膝を持ち上げた状態で、両手を膝の上に置きます。このとき、大腿部が上下に動こうとするのを耐えながら、等尺性運動を行ってください。
このときも、1段階と同じように足が上がらないようにしてください。
このとき力が入ったと感じるべき部分は太ももではなく、腸腰筋の位置である腹の内側に緊張感が感じられるべきです。
- 腸腰筋強化運動第3段階
3段階からは座って行う運動ではなく、立って行います。したがって、バランスを崩して倒れやすいです。
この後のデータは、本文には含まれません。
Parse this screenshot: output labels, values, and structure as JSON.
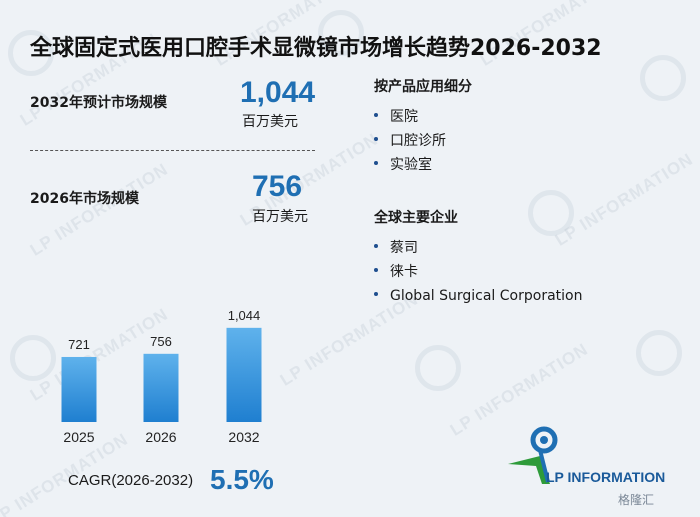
{
  "header": {
    "title": "全球固定式医用口腔手术显微镜市场增长趋势2026-2032"
  },
  "metrics": {
    "m2032": {
      "label": "2032年预计市场规模",
      "value": "1,044",
      "unit": "百万美元"
    },
    "m2026": {
      "label": "2026年市场规模",
      "value": "756",
      "unit": "百万美元"
    }
  },
  "chart_data": {
    "type": "bar",
    "categories": [
      "2025",
      "2026",
      "2032"
    ],
    "values": [
      721,
      756,
      1044
    ],
    "value_labels": [
      "721",
      "756",
      "1,044"
    ],
    "title": "",
    "xlabel": "",
    "ylabel": "",
    "grid": false,
    "colors": {
      "bar_top": "#5fb2ec",
      "bar_bottom": "#1f7fd0"
    }
  },
  "cagr": {
    "label": "CAGR(2026-2032)",
    "value": "5.5%"
  },
  "segments": {
    "by_application": {
      "title": "按产品应用细分",
      "items": [
        "医院",
        "口腔诊所",
        "实验室"
      ]
    },
    "key_players": {
      "title": "全球主要企业",
      "items": [
        "蔡司",
        "徕卡",
        "Global Surgical Corporation"
      ]
    }
  },
  "branding": {
    "logo_text": "LP INFORMATION",
    "watermark_text": "LP INFORMATION",
    "corner_text": "格隆汇"
  },
  "colors": {
    "accent": "#1f6fb3",
    "background": "#eef2f6"
  }
}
フォームローラーや壁に手をついた状態で立ち、運動を行ってください。バランスをしっかりと取った後、運動したい脚の膝を曲げて持ち上げてください。
このときも力が入る部分は太もちや他の身体の部位ではなく、腹の内側(腸腰筋)で緊張感を感じていただきたいです。
- 腸腰筋強化運動第4段階
最後の第4段階では、重さの抵抗を利用して腸腰筋をより強化できるように道具を活用します。
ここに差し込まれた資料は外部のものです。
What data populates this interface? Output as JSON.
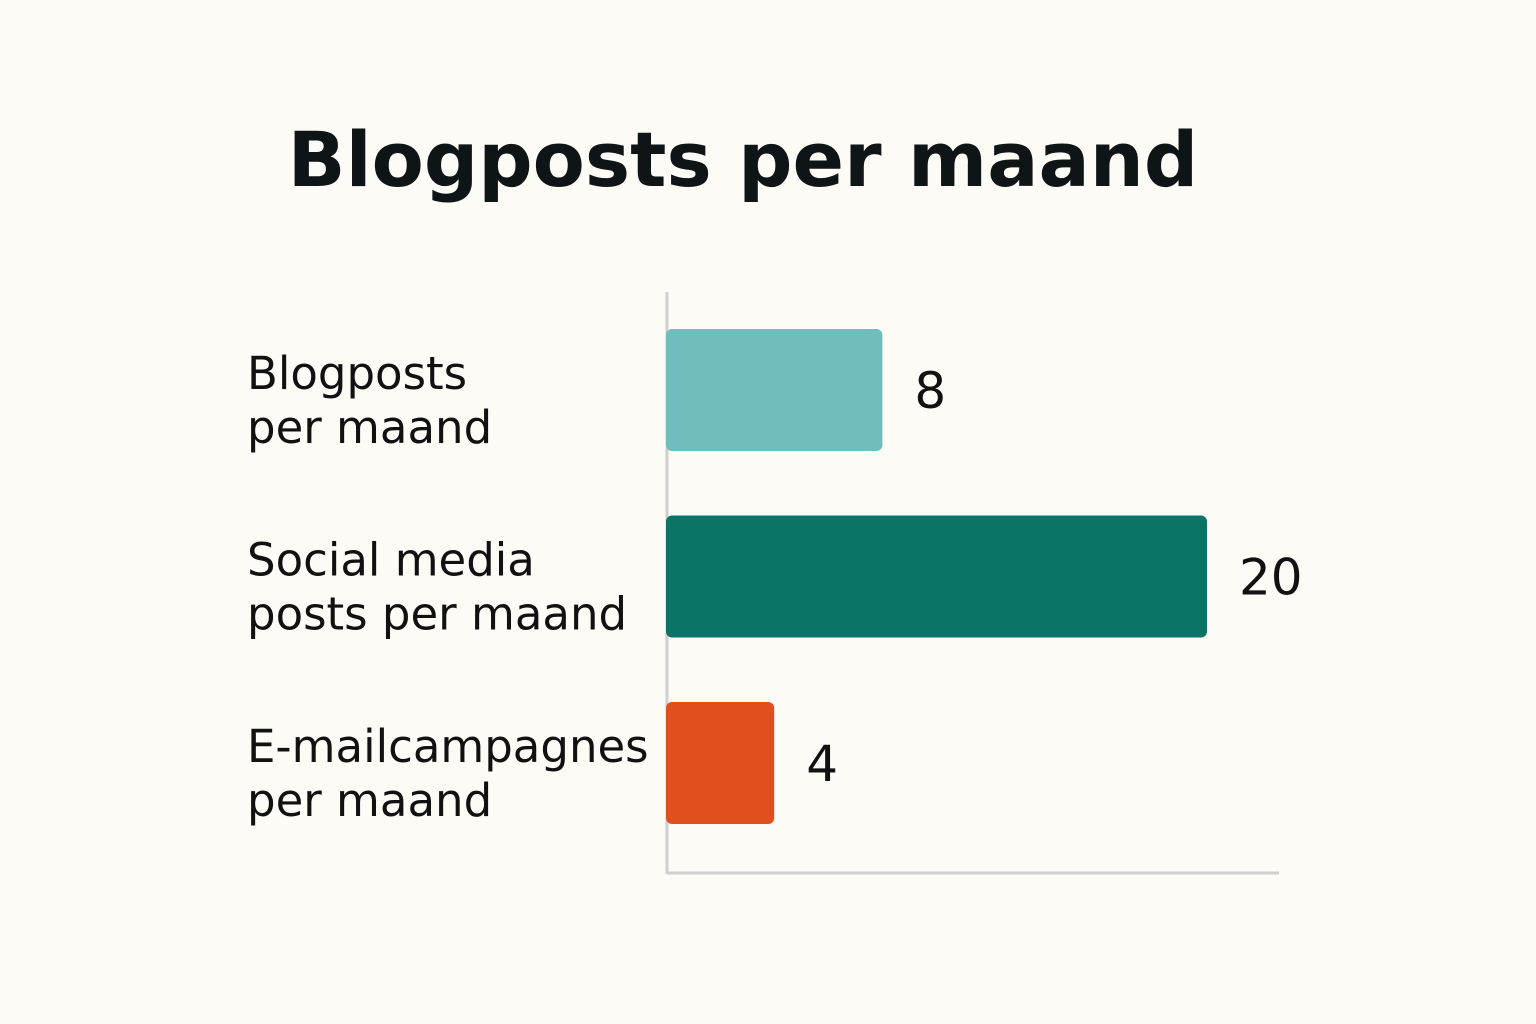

最近のホームトレンドの流行により、家庭内でも運動バンドを多く購入されるケースが増えています。このバンドや砂袋のように重さの抵抗を感じられる道具を足首に巻きます。壁やフォームローラーを支えにして、バランスをしっかりと保ちながら、前の3段階で行った動作を繰り返します。足首に重さがかかっているため、足を下ろすときは慎重に下ろしてください。
腸腰筋強化運動の誤った姿勢!
反対側の膝はしっかり押す
ステップ1とステップ2は、横になって片方の脚を交互に持ち上げる動作で進行します。このとき、反対側の膝が浮く場合、望ましい筋肉に力が分散されてしまい、効果が十分に得られないため、常にしっかりと押さえて浮かせないように維持してください。
② 顎は常に胸に向かって
運動に集中して力を入れると、あごが空に向かって押し上げられることがあります。その際、頭を上げずに常に胸の方を見るように気をつけてください。
出典 - 脊椎健康ナヌリ病院ブログ
写真がよく見えない場合は、動画を参考にしてください。